Students get high in highrise


Photo Illustration by Carolina Sanchez

According to Mary Oakes, director of Residence Life, students who are found in possession of marijuana in residence halls are required to go through a judicial process that could ban students from living in residence halls.

By Assistant Campus Editor

As at any other college, getting a whiff of marijuana while strolling through the hallways of any Columbia residence building is common, recurring and generally expected.

When students do not effectively air out their rooms, exhale through a dryer sheet or construct a well-planned flow, the resident assistants often put out their spark before they can roll another joint.

Jason Radford, a 2013 art + design alumnus, was caught smoking marijuana in the dorms during his freshman year while he was living in the Residence Center, 731 S. Plymouth Court.

“I had just moved in and I was making good friends with the people across the hall,” Radford said. “We would usually leave the dorms to smoke, but sometimes we would do it inside because it was cold and we were lazy and things like that.”

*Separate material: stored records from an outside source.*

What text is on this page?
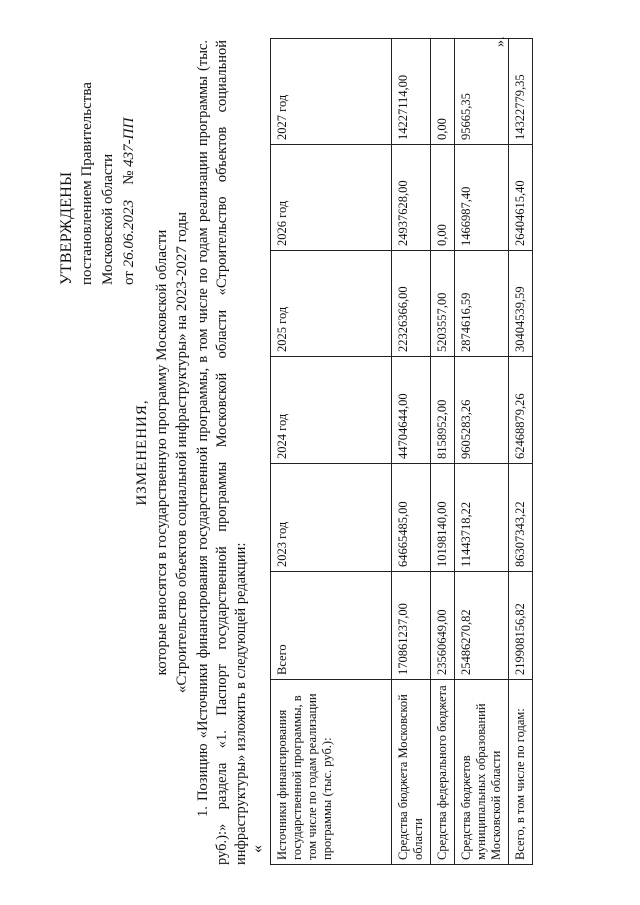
УТВЕРЖДЕНЫ постановлением Правительства Московской области от 26.06.2023    № 437-ПП
ИЗМЕНЕНИЯ, которые вносятся в государственную программу Московской области «Строительство объектов социальной инфраструктуры» на 2023-2027 годы 1. Позицию «Источники финансирования государственной программы, в том числе по годам реализации программы (тыс. руб.):» раздела «1. Паспорт государственной программы Московской области «Строительство объектов социальной инфраструктуры» изложить в следующей редакции: « Источники финансирования государственной программы, в том числе по годам реализации программы (тыс. руб.):	Всего	2023 год	2024 год	2025 год	2026 год	2027 год
Средства бюджета Московской области	170861237,00	64665485,00	44704644,00	22326366,00	24937628,00	14227114,00
Средства федерального бюджета	23560649,00	10198140,00	8158952,00	5203557,00	0,00	0,00
Средства бюджетов муниципальных образований Московской области	25486270,82	11443718,22	9605283,26	2874616,59	1466987,40	95665,35
Всего, в том числе по годам:	219908156,82	86307343,22	62468879,26	30404539,59	26404615,40	14322779,35
».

Radford said RAs knocked on his door because the distinct odor of weed was lingering in the hallway outside his room, where he and 10 other students were smoking. He said the RAs insisted that the students open the door immediately, causing the newbie residents to tweak.

“We got the classic knock on the door and we hid everything,’” Radford said. “It took a few minutes, so they were probably pretty suspicious right off the bat.”

Radford said the RAs searched the room for marijuana and paraphernalia and eventually told the residents to cough up the cannabis. He said the RAs could not physically touch the paraphernalia because of Residence Life restrictions, but they did force him to smash his glass pipe and dispose of it.

Despite the disappointment of having to surrender his piece, Radford said he was relieved that consequences were not harsh.

However, Radford said the punishment was more severe when he was caught a second time. He said he had to meet with a staff member from the Residence Life Office, complete an online course about the effects of marijuana and alcohol and turn in a certificate of completion to Residence Life.

“I thought [the consequences] were kind of a joke compared to how much the RAs used to intimidate us,” Radford said. “They tried to guilt us into not using substances in the dorms just because that meant more work for them.”

Smoking marijuana was a regular pastime for Megan Harrison, a freshman dance major, and her suitemate Shelby Jones, a freshman interactive arts & media major, until they got caught in October by their RAs at the University Center, 525 S. State St. Harrison said she and Jones were smoking in Jones’ room on a Sunday night. They tried to ventilate the smell of marijuana, but they were unsuccessful.

“We got a knock on the door and saw it was an RA,” Harrison said. “Because I answered my door, they wanted to search my room because it smelled like pot.”

Harrison was forced to let the RAs search her room too, even though she had been smoking in Jones’ room. Harrison said she came forward with her bowl and torch lighter for fear of receiving further consequences if she was caught lying to the RAs.

“When the RAs came, there was no physical weed in [Harrison’s] room,” Jones said. “It was just her bowls and pieces. The weed was in my room, but it didn’t smell … so they searched her room and she was the only one who got caught.”

Despite being put on probation for 15 weeks, Harrison said she did not think the consequences were very harsh because the probation did not remove her resident rights. Harrison said the probation sentence essentially warned that there would be more stringent consequences if she was caught violating the policy again.

Mary Oakes, director of Residence Life, said in an emailed statement to The Chronicle that if students are found in possession of marijuana in the residence halls, they are required to go through a judicial process that determines their consequences. Oakes added that it is possible to be banned from living in or even visiting the residence halls if Residence Life decides it is warranted.

David Keys, coordinator of Residence Life Community Development, did not respond to requests for comment as of press time.

Kelli Collins, associate director of Residence Life, declined to comment on the issue.

According to the 2013 Annual Crime Statistics & Fire Safety Report, there was an 18 percent decrease in the number of drug-related disciplinary referrals from 2011–2012. The report showed that there were 176 referrals in 2011, but the number of referrals dropped to 144 in 2012.

Despite the decrease in reported marijuana usage in residence halls, it remains a trend.